Die anderen 23 EU-Staaten füttern die Datenbank demnach nur selektiv und halten Informationen zurück. Nach den Anschlägen von Paris traf sich die EU-Führung und beschloss eine engere Zusammenarbeit – doch die Staaten scheinen sich Zeit zu lassen.
«Alle EU-Länder müssen mitmachen»
Wie sehr sich die EU-Länder zieren, bei der Verbrechensbekämpfung mit anderen zusammenzuarbeiten, zeigt ein geheimes Papier des EU-Ministerrats vom vergangenen Dezember.
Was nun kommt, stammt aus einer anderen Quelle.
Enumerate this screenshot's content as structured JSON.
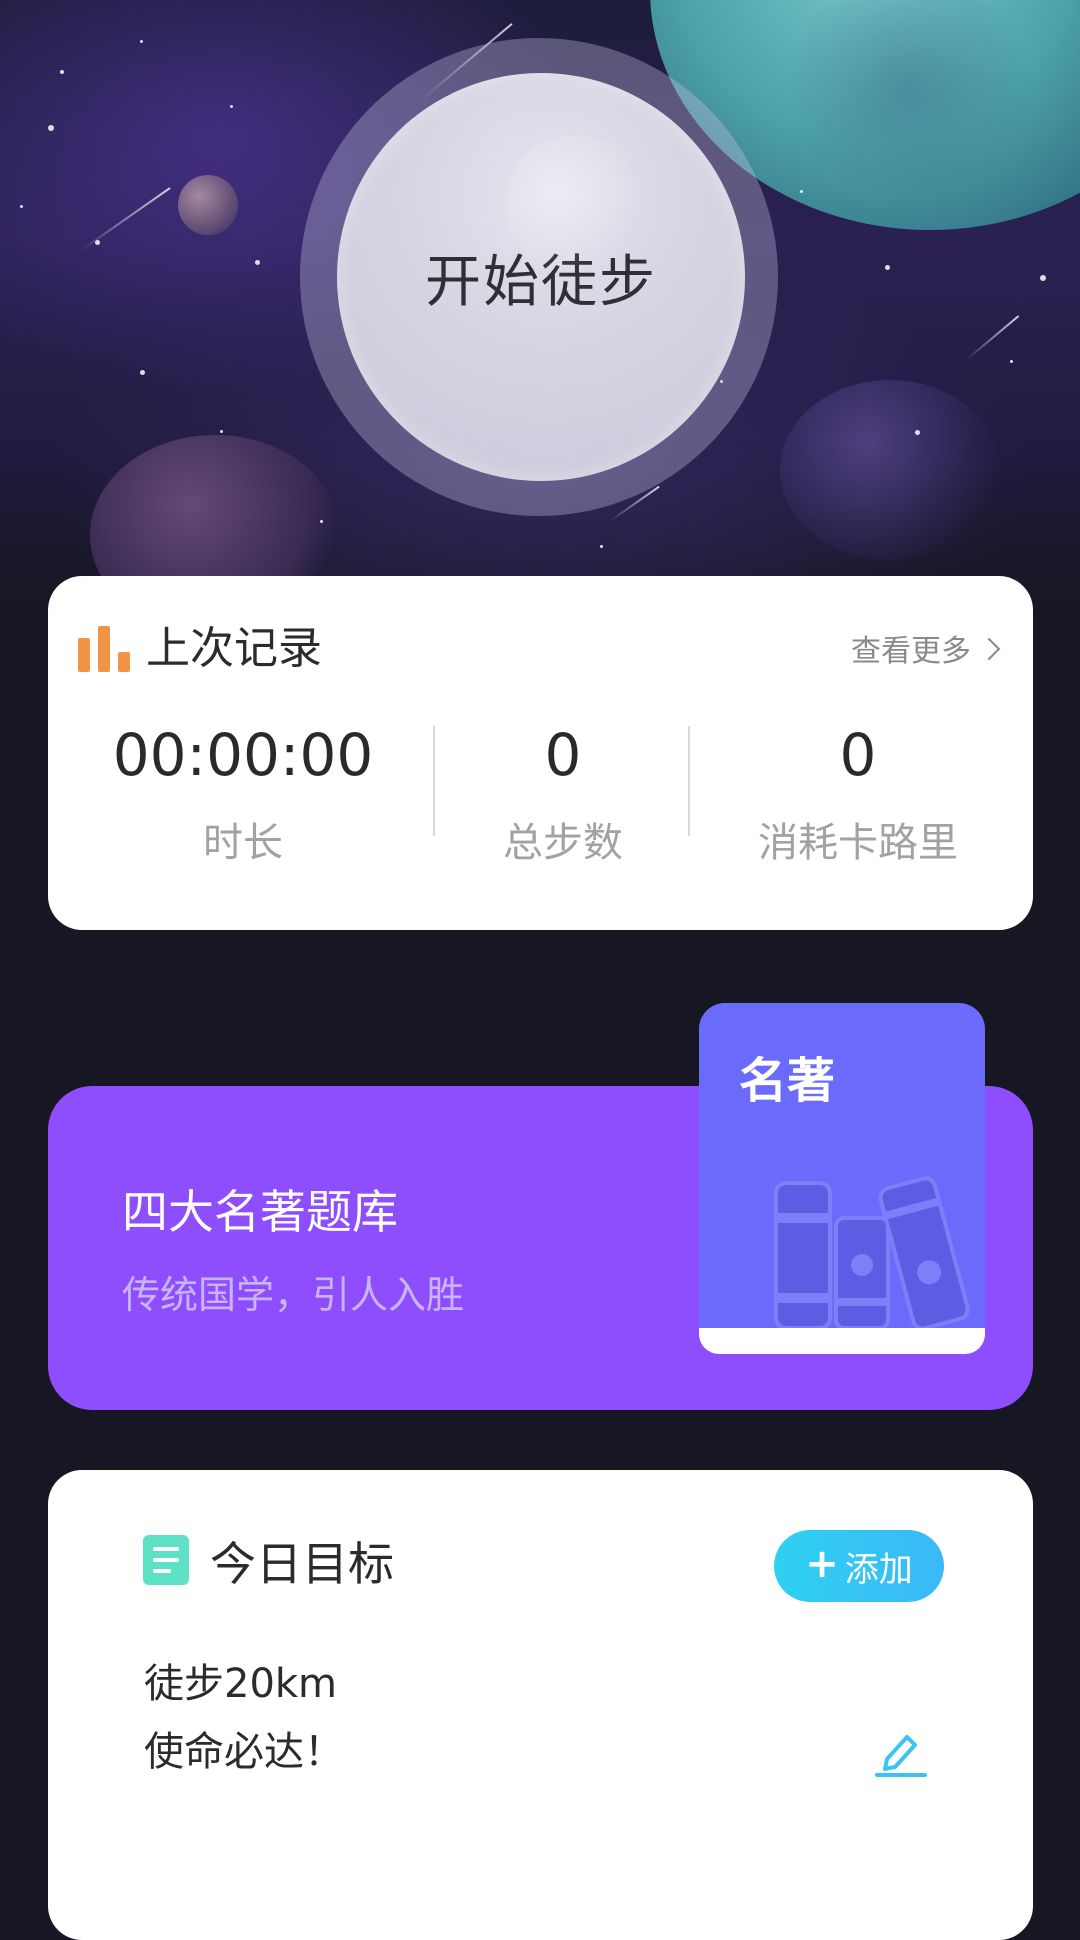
{
  "hero": {
    "start_button_label": "开始徒步"
  },
  "last_record": {
    "title": "上次记录",
    "more_label": "查看更多",
    "stats": [
      {
        "value": "00:00:00",
        "label": "时长"
      },
      {
        "value": "0",
        "label": "总步数"
      },
      {
        "value": "0",
        "label": "消耗卡路里"
      }
    ]
  },
  "book_banner": {
    "title": "四大名著题库",
    "subtitle": "传统国学，引人入胜",
    "cover_title": "名著"
  },
  "today_goal": {
    "title": "今日目标",
    "add_label": "添加",
    "add_icon": "+",
    "goal_line1": "徒步20km",
    "goal_line2": "使命必达！"
  },
  "colors": {
    "background": "#171723",
    "record_icon": "#f09445",
    "book_banner": "#8f4efe",
    "book_cover": "#6a6bfa",
    "add_button": "#2fd0f2",
    "goal_icon": "#5de2c5"
  },
  "icons": [
    "bar-chart-icon",
    "chevron-right-icon",
    "books-icon",
    "list-icon",
    "plus-icon",
    "edit-icon"
  ]
}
Die Einträge mit Terror-Bezug im Schengen-Infosystem SIS II seien generell auf einem «sehr niederen Stand», steht in dem Dokument, das von Statewatch veröffentlicht und von orf.at analysiert wurde.
Auch geht aus dem geleakten Dokument hervor, dass die Anti-Terror-Systeme von Eurojust, Europol, Eurodac und Interpol von mehreren Mitgliedsstaaten einfach ignoriert werden.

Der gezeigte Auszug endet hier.